Dealing with a multi-index pandas Series and DataFrame

1. Introduction

Whether we like it or not, in pandas we will come across to Series or DataFrame with multi-index. A multi-index often be generated from method .groupby() or .set_index(). We will tend to use reset_index() to set it back to normal Series/ DataFrame. But in some situation knowing how to deal with a multi-index will be a benifit. The method we used in multi-index will give us a deeper understanding of DataFrame and Series.

In this article we will talk about:

  • What is a multi-index Series/ DataFrame?
  • How to select a multi-index Series/ DataFrame?
  • How to concat two multi-index DataFrame?

 

2. What is a multi-index Series/ DataFrame?

Visually we can know which Series/ DataFrame is a multi-index. But also we can use attribute ".index" to check if it is a multi-index. Pandas will show it in the return values.

We have a simple dataset as below for example:

import pandas as pd

stocks = pd.read_csv(r'stocks.csv')

 

2.1 Visually check a multi-index:

s = stocks.groupby(['Symbol', 'Date'])['Close'].mean()

2.2 Using ".index" attribute to check a multi-index:

s.index

2.3 On a deeper level:

A multi-index Series/ DataFrame is no more than a Series/ DataFrame as normal ones, but has an added-dimention.It makes:

  • A multi-index Series acts more like an normal DataFrame (we will talk about this again in the next section).
  • A multi-index Series/ DataFrame can be .unstack().
s.unstack()

This unstack() data table is by no means a tidy-data (useful information Date series is in the columns name), which makes it not so helpful.

 

3. How to select a multi-index?

3.1 Select multi-index Series

We can use .loc[] from outer level to inner level, it will return the value.
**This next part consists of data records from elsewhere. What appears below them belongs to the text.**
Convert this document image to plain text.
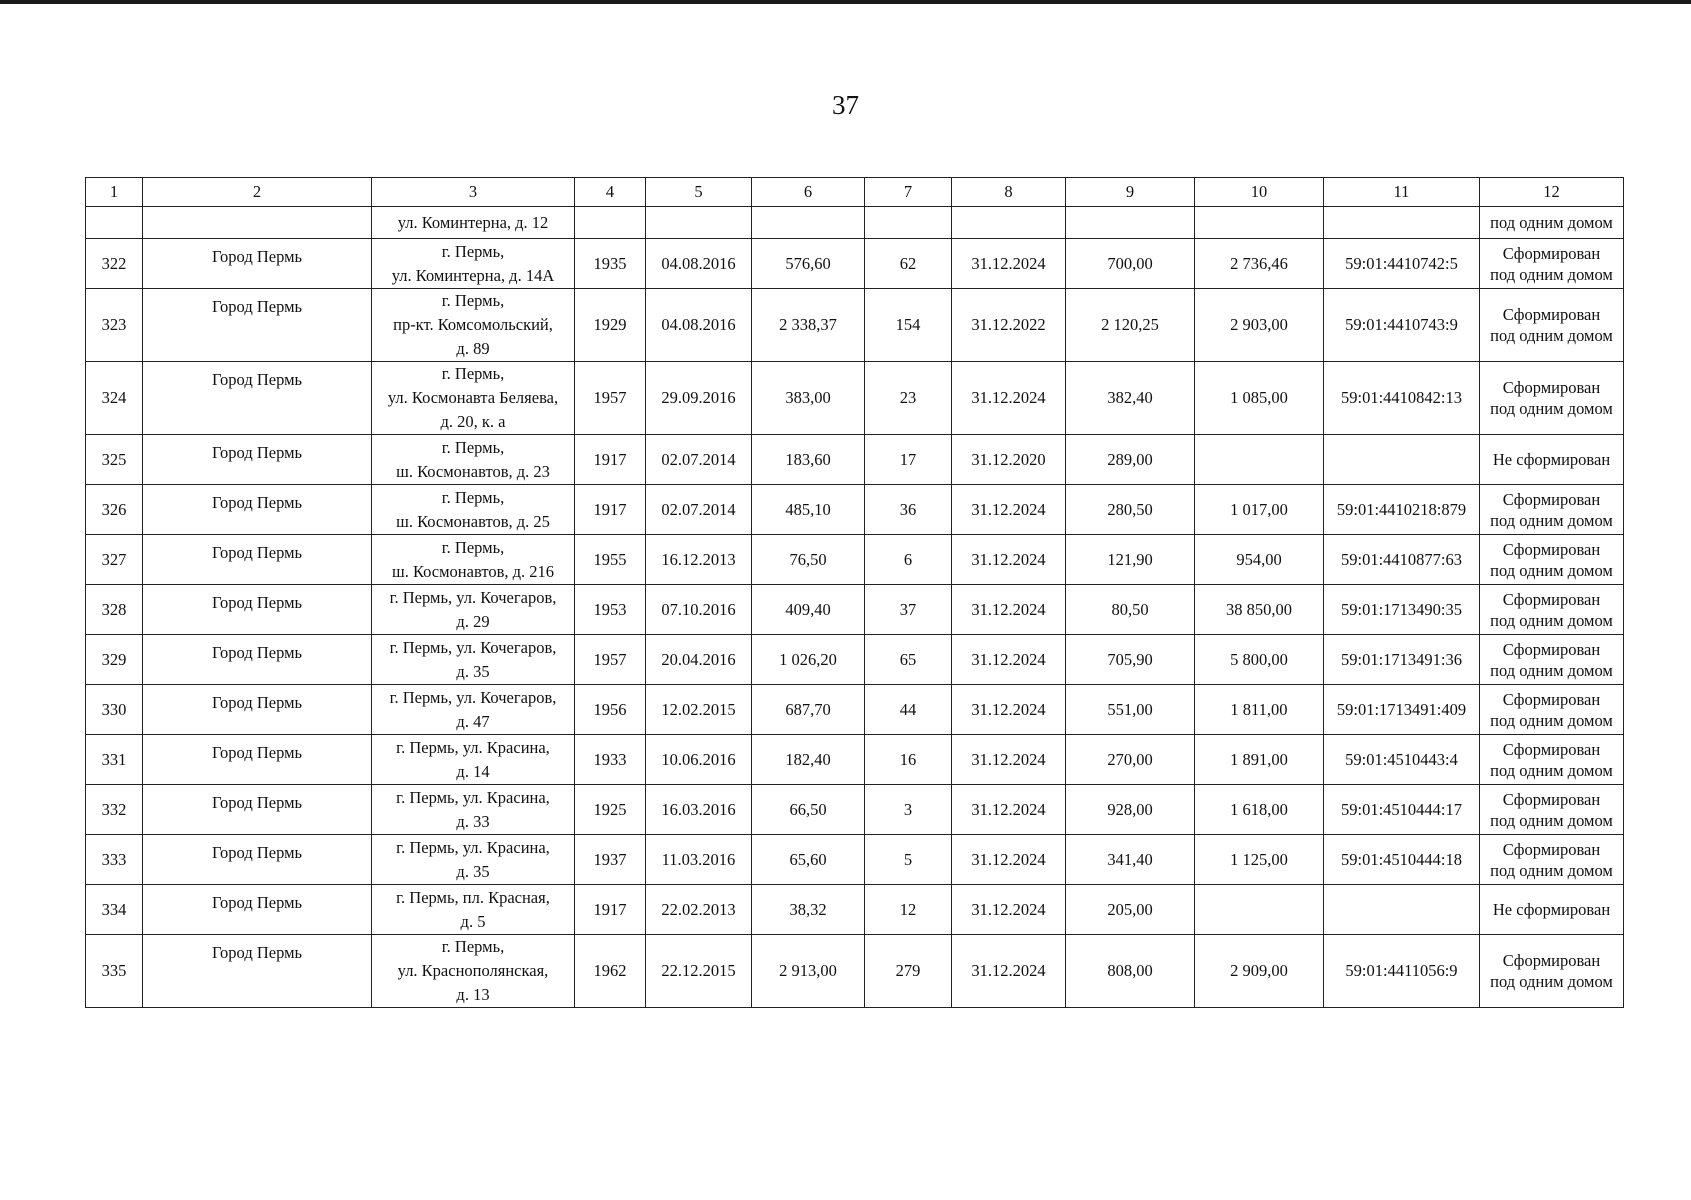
37
1	2	3	4	5	6	7	8	9	10	11	12
		ул. Коминтерна, д. 12									под одним домом
322	Город Пермь	г. Пермь,
ул. Коминтерна, д. 14А	1935	04.08.2016	576,60	62	31.12.2024	700,00	2 736,46	59:01:4410742:5	Сформирован
под одним домом
323	Город Пермь	г. Пермь,
пр-кт. Комсомольский,
д. 89	1929	04.08.2016	2 338,37	154	31.12.2022	2 120,25	2 903,00	59:01:4410743:9	Сформирован
под одним домом
324	Город Пермь	г. Пермь,
ул. Космонавта Беляева,
д. 20, к. а	1957	29.09.2016	383,00	23	31.12.2024	382,40	1 085,00	59:01:4410842:13	Сформирован
под одним домом
325	Город Пермь	г. Пермь,
ш. Космонавтов, д. 23	1917	02.07.2014	183,60	17	31.12.2020	289,00			Не сформирован
326	Город Пермь	г. Пермь,
ш. Космонавтов, д. 25	1917	02.07.2014	485,10	36	31.12.2024	280,50	1 017,00	59:01:4410218:879	Сформирован
под одним домом
327	Город Пермь	г. Пермь,
ш. Космонавтов, д. 216	1955	16.12.2013	76,50	6	31.12.2024	121,90	954,00	59:01:4410877:63	Сформирован
под одним домом
328	Город Пермь	г. Пермь, ул. Кочегаров,
д. 29	1953	07.10.2016	409,40	37	31.12.2024	80,50	38 850,00	59:01:1713490:35	Сформирован
под одним домом
329	Город Пермь	г. Пермь, ул. Кочегаров,
д. 35	1957	20.04.2016	1 026,20	65	31.12.2024	705,90	5 800,00	59:01:1713491:36	Сформирован
под одним домом
330	Город Пермь	г. Пермь, ул. Кочегаров,
д. 47	1956	12.02.2015	687,70	44	31.12.2024	551,00	1 811,00	59:01:1713491:409	Сформирован
под одним домом
331	Город Пермь	г. Пермь, ул. Красина,
д. 14	1933	10.06.2016	182,40	16	31.12.2024	270,00	1 891,00	59:01:4510443:4	Сформирован
под одним домом
332	Город Пермь	г. Пермь, ул. Красина,
д. 33	1925	16.03.2016	66,50	3	31.12.2024	928,00	1 618,00	59:01:4510444:17	Сформирован
под одним домом
333	Город Пермь	г. Пермь, ул. Красина,
д. 35	1937	11.03.2016	65,60	5	31.12.2024	341,40	1 125,00	59:01:4510444:18	Сформирован
под одним домом
334	Город Пермь	г. Пермь, пл. Красная,
д. 5	1917	22.02.2013	38,32	12	31.12.2024	205,00			Не сформирован
335	Город Пермь	г. Пермь,
ул. Краснополянская,
д. 13	1962	22.12.2015	2 913,00	279	31.12.2024	808,00	2 909,00	59:01:4411056:9	Сформирован
под одним домом
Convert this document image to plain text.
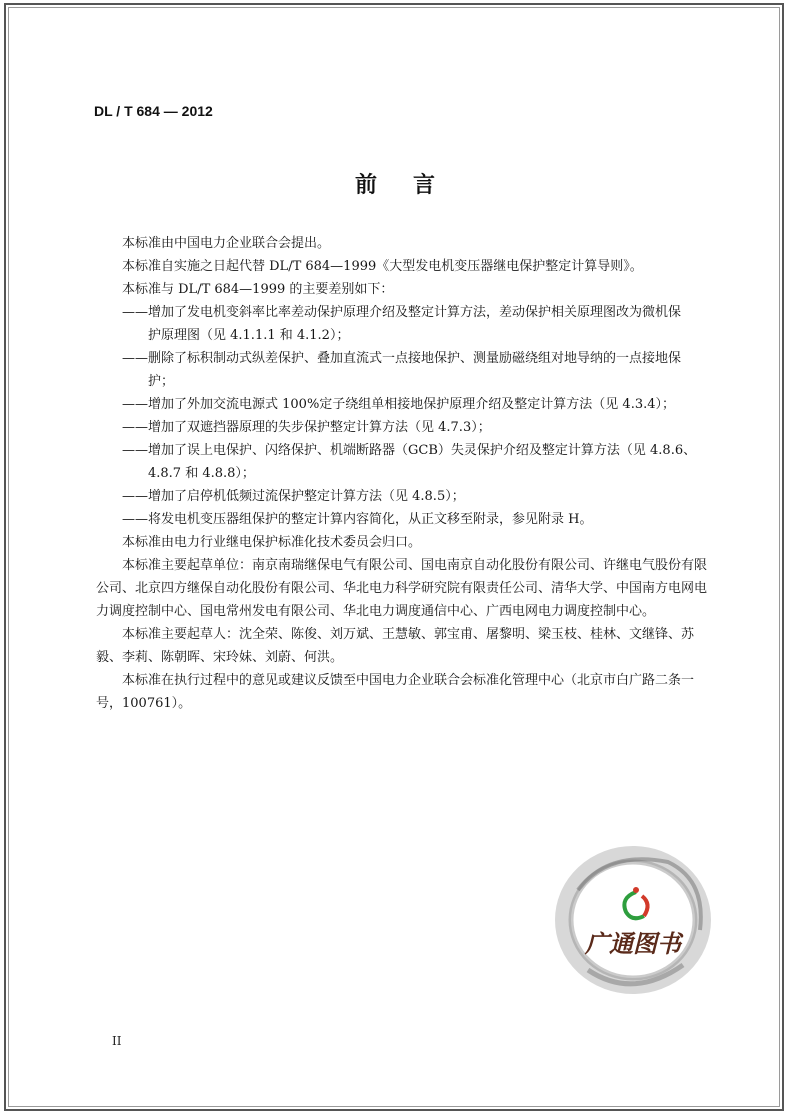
DL / T 684 — 2012
前言

本标准由中国电力企业联合会提出。

本标准自实施之日起代替 DL/T 684—1999《大型发电机变压器继电保护整定计算导则》。

本标准与 DL/T 684—1999 的主要差别如下：

——增加了发电机变斜率比率差动保护原理介绍及整定计算方法，差动保护相关原理图改为微机保

护原理图（见 4.1.1.1 和 4.1.2）；

——删除了标积制动式纵差保护、叠加直流式一点接地保护、测量励磁绕组对地导纳的一点接地保

护；

——增加了外加交流电源式 100%定子绕组单相接地保护原理介绍及整定计算方法（见 4.3.4）；

——增加了双遮挡器原理的失步保护整定计算方法（见 4.7.3）；

——增加了误上电保护、闪络保护、机端断路器（GCB）失灵保护介绍及整定计算方法（见 4.8.6、

4.8.7 和 4.8.8）；

——增加了启停机低频过流保护整定计算方法（见 4.8.5）；

——将发电机变压器组保护的整定计算内容简化，从正文移至附录，参见附录 H。

本标准由电力行业继电保护标准化技术委员会归口。

本标准主要起草单位：南京南瑞继保电气有限公司、国电南京自动化股份有限公司、许继电气股份有限公司、北京四方继保自动化股份有限公司、华北电力科学研究院有限责任公司、清华大学、中国南方电网电力调度控制中心、国电常州发电有限公司、华北电力调度通信中心、广西电网电力调度控制中心。

本标准主要起草人：沈全荣、陈俊、刘万斌、王慧敏、郭宝甫、屠黎明、梁玉枝、桂林、文继锋、苏毅、李莉、陈朝晖、宋玲妹、刘蔚、何洪。

本标准在执行过程中的意见或建议反馈至中国电力企业联合会标准化管理中心（北京市白广路二条一号，100761）。

广通图书
II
Also we can skip the outer level with .loc[:, ...], it will return a normal Series.

With this multi-index Series:

s.loc['AAPL', '2016-10-03']

s.loc[:, '2016-10-03']

  

If we look carefully, this .loc[] operation is exactly the same as we are choosing a DataFrame. Frist element is rows name, comma, second element is columns name.

Actually we are choosing the DataFrame as we .unstack() from original multi-index Series.

 

3.2 Select multi-index DataFrame

As exmaple, we use a dataframe as below:

df = stocks.set_index(['Symbol', 'Date'])

We can use .loc[] from outer level to inner level. But different with multi-index Series, as it is already a DataFrame, so we can not just use two commas to seperate.

(This operation is unvaild)

df.loc["AAPL", "2016-10-03", "Close"]

 

We can use a tuple to tell Python which is for row selection. After that we can use a comma to choose columns.

df.loc[('AAPL', '2016-10-03'), :]

  

df.loc[('AAPL', '2016-10-03'), 'Close']

 3.3 Select multi-index DataFrame more intelligence: both outer level and inner level can be a list, for multi-selection.

df.loc[(['AAPL', 'MSFT'], '2016-10-03'), 'Close']

df.loc[('AAPL', ['2016-10-03', '2016-10-04']), 'Close']

Sometime we may want to skip the outer level. We may think of:

(This operation is unvaild)

df.loc[(:, '2016-10-03'), 'Close']

The correct way is using built-in function slice().

df.loc[(slice(None), '2016-10-03'), :]

3.4 Reindex a multi-index DataFrame

Another common use of .loc[] is to re-arrange index order of a DataFrame. But a mulit-index DataFrame will ignore this operation, without warning or error.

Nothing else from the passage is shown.